Сомнение это высказывалось неоднократно, – был даже найден и термин, «принципиально» отделяющий публицистов «Русского слова» с Писаревым во главе от революционно-демократической традиции, – «буржуазные радикалы». И питалось это сомнение антиисторическим, упрощенным толкованием не только творчества Писарева и его товарищей но журналу3, но и того сложнейшего явления в истории русского и не только русского освободительного движения, которое именуется революционной демократией.

Такое внеисторическое, упрощенное толкование проявилось и в статье А. Лебедева, который вводит понятие «истинного» революционного демократизма, уточняя, что таковым может считаться лишь система воззрений «на манер Чернышевского, Герцена и Добролюбова». Как же быть в таком случае не только с Писаревым или Варфоломеем Зайцевым – чьи воззрения, конечно же, не были на уровне воззрений Чернышевского, – но и с такими, скажем, фигурами, как Ткачев, Лавров, народовольцы в целом? Их «манер» мышления, их социологические системы в еще большей степени отличались от теоретических концепций Чернышевского и Добролюбова и очень разнились между собой. Считать ли их «истинными» революционными демократами или придерживаться привычной метафизической точки зрения, противопоставлявшей революционный демократизм 60-х годов народничеству 70-х?

В действительности революционные демократы – не каста избранных, не почетный титул, присваиваемый за «истинность» воззрений, но чрезвычайно сложное, объемное общественное движение, целая полоса, этап в истории русской общественной мысли второй половины XIX века.
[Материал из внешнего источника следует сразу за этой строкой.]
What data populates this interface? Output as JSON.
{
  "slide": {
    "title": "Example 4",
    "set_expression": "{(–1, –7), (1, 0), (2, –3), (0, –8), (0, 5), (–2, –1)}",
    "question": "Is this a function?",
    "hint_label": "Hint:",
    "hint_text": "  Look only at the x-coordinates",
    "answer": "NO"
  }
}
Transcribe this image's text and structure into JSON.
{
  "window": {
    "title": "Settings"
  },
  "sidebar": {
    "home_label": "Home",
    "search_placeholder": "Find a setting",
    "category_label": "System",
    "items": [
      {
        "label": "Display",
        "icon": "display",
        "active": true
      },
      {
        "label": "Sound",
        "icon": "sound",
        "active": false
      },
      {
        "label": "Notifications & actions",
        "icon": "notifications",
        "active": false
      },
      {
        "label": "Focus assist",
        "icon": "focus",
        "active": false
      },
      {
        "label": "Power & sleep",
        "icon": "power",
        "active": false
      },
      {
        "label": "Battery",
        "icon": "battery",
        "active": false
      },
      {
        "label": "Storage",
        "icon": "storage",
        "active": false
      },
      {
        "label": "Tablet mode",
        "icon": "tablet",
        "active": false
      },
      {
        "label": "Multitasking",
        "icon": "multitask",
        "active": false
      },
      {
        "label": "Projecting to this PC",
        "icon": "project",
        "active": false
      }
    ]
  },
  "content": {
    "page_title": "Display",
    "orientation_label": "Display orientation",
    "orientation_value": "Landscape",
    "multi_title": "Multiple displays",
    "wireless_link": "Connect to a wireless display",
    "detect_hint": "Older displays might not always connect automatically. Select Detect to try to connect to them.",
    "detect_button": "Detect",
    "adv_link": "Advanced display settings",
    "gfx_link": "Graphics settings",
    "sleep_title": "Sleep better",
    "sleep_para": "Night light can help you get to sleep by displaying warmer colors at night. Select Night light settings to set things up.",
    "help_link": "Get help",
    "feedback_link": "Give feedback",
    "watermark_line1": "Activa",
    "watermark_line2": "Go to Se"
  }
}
Мировоззрение Чернышевского и Добролюбова было истоком и одновременно вершиной революционно-демократической идеологии в России.

Формы революционно-демократической идеологии не были статичными, они менялись в зависимости от исторической ситуации, – увы! – далеко не всегда сохранил ту «истинность», которая была свойственна истоку и вершине – миросозерцанию Чернышевского. Скажем, в народничестве 70-х годов, – они испытывали все возрастающее влияние механистического материализма, позитивизма и субъективной социологии, утрачивая цельность и высоту философского материализма и объективной философии истории, свойственных классикам демократической мысли.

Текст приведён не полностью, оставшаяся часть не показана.